13.11.15 - Notícia: Ministério vai dar R$ 10 milhões para ‘pílula do câncer'

13/11/2015

 O Estado de S.Paulo

O Ministério da Ciência,Tecnologia e Inovação (MCTI) vai investirR$ 10 milhões em pesquisas sobre a fosfoetanolamina sintética, para descobrir se a polêmica substância produzida por um laboratório da Universidade de São Paulo (USP) tem potencial para tratar o câncer.

O anúncio oficial foi feito ontem, no site do ministério, e adiantado pelo estadão.com.br.

O compromisso foi acertado em reunião do recém-empossado ministro Celso Pansera com representantes da comunidade científica e do Conselho Nacional de Desenvolvimento Científico e Tecnológico (CNPq), ontem, em Brasília. Na segunda-feira deverá ser anunciado um plano de trabalho oficial para dar andamento às pesquisas.

Anteontem, o Tribunal de Justiça de São Paulo (TJ-SP) determinou a suspensão do fornecimento da pílula a pacientes com câncer. Com a decisão, tomada pelo Órgão Especial do tribunal, foram cassadas todas as liminares de primeira instância que obrigavam a Universidade de São Paulo (USP)a fornecer a substância.

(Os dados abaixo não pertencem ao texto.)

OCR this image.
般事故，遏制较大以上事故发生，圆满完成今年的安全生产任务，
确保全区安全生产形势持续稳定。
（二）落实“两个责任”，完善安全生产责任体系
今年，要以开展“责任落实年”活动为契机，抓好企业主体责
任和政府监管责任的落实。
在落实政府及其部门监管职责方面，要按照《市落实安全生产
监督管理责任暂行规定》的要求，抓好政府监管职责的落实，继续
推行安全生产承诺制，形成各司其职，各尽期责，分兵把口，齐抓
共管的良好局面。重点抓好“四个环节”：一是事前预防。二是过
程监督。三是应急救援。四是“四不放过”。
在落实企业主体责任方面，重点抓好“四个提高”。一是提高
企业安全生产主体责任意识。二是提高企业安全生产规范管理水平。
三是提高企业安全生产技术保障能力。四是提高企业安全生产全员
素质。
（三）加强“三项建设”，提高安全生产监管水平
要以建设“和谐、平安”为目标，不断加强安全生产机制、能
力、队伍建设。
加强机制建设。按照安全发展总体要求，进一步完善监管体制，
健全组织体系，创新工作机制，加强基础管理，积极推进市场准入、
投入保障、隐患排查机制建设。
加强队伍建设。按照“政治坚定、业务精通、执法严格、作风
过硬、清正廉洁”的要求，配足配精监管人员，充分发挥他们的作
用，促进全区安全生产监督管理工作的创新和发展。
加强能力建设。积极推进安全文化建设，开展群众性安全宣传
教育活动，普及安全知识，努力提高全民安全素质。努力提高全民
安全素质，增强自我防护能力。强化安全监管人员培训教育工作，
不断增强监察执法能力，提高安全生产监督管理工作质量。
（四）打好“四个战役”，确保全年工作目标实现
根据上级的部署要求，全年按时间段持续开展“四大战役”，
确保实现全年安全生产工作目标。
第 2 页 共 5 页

Dezoito meses. O Ministério da Saúde e a Agência Nacional de Vigilância Sanitária (Anvisa), órgão responsável por regulamentar e autorizar o desenvolvimento de fármacos no País, também serão envolvidos no processo. O MCTI quer garantir que as autorizações necessárias para realização dos estudos sejam concedidas em até 18 meses – dentro dos prazos legais estabelecidos.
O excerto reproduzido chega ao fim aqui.